Rosa que te quiero rosa

No es que sea yo muy de causas y, de hecho, lamentablemente habrá algunas que se me pasen. No obstante, en esta ocasión me quería detener a escribir unas pocas líneas sobre algo que creo que no siempre nos paramos a pensar.

Hoy es el día de lucha contra el cáncer de mama. Según la AECC, la probabilidad de supervivencia a este tipo de cáncer aumenta anualmente un 1’4% debido a las investigaciones en curso. No obstante, en cualquier cáncer, además de la probabilidad de supervivencia hay una cuestión clave: las secuelas.

Tal vez nadie se paró a pensar en lo relevante que puede ser, en alguien que se siente mujer, la posterior apariencia de los pechos a una mastectomía.
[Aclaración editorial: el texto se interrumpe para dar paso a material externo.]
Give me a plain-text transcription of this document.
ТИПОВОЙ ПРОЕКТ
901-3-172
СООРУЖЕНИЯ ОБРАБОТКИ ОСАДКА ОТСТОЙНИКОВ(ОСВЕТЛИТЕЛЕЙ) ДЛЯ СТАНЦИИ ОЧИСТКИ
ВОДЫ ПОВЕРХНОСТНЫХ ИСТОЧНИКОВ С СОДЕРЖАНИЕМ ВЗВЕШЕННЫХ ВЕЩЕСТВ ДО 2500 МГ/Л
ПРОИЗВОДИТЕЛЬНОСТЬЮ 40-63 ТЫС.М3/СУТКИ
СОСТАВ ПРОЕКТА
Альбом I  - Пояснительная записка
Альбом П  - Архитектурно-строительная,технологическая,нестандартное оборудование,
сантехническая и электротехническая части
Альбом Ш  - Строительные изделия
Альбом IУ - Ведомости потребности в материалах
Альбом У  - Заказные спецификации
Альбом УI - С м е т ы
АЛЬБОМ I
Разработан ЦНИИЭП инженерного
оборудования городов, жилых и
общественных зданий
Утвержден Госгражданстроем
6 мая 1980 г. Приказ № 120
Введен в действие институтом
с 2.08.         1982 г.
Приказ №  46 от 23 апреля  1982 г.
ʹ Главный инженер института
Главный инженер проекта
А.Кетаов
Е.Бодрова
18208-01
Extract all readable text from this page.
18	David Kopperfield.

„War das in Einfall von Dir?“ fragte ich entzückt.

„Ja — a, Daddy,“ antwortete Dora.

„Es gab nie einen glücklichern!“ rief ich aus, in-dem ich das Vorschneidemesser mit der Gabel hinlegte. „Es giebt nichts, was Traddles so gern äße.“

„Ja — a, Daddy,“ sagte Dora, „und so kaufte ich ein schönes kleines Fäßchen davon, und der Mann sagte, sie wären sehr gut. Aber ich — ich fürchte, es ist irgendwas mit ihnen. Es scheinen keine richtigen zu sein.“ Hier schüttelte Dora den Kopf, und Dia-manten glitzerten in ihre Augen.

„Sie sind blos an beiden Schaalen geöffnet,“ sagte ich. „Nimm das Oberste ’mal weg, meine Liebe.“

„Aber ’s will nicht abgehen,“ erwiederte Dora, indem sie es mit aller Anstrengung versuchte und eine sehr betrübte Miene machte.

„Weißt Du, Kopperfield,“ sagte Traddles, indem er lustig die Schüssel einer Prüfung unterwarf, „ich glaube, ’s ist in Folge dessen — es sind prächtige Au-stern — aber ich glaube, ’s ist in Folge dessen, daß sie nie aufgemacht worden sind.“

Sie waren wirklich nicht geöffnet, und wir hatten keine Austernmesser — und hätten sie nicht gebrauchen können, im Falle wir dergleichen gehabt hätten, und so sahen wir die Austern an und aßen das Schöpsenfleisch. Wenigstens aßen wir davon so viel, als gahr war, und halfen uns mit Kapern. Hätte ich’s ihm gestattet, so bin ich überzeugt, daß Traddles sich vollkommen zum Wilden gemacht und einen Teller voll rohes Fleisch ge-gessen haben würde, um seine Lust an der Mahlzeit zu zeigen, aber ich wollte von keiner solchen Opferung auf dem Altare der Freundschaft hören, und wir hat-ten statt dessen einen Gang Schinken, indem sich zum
Y no es sólo a nivel personal, las cicatrices, en otras situaciones tal vez consideradas hasta “sexy”s, pueden suponer un motivo para el rechazo social, tal y como se vio en el caso de Beth Whaanga.

Estas secuelas pueden llevar a estas mujeres a sentirse completamente antierotizantes, con lo cual, se vuelven ellas mismas aeróticas; rechazando el contacto erótico por miedo al juicio, a la mirada de sorpresa, al trato diferente a esa parte de su anatomía,…

Por eso, en el día de hoy quería recordar tres cosas:

La prevención es fundamental: Cuanto antes se diagnostique mayor índice de supervivencia. Para ello, no olvides el autoexamen mensual y las revisiones ginecológicas como nos recordaba la simpática campaña chilena Tócate y Cuídalas

El acompañamiento, también: En la lucha contra el cáncer, como contra cualquier otra enfermedad de peso importante, el acompañamiento de un psicólogo tanto para quien lo padece en primera persona como para los seres más cercanos puede ser un apoyo de gran ayuda. En Guipúzcoa un gran ejemplo de esta labor la desarrolla Kemen Psicología; con personal especializado en psicooncología.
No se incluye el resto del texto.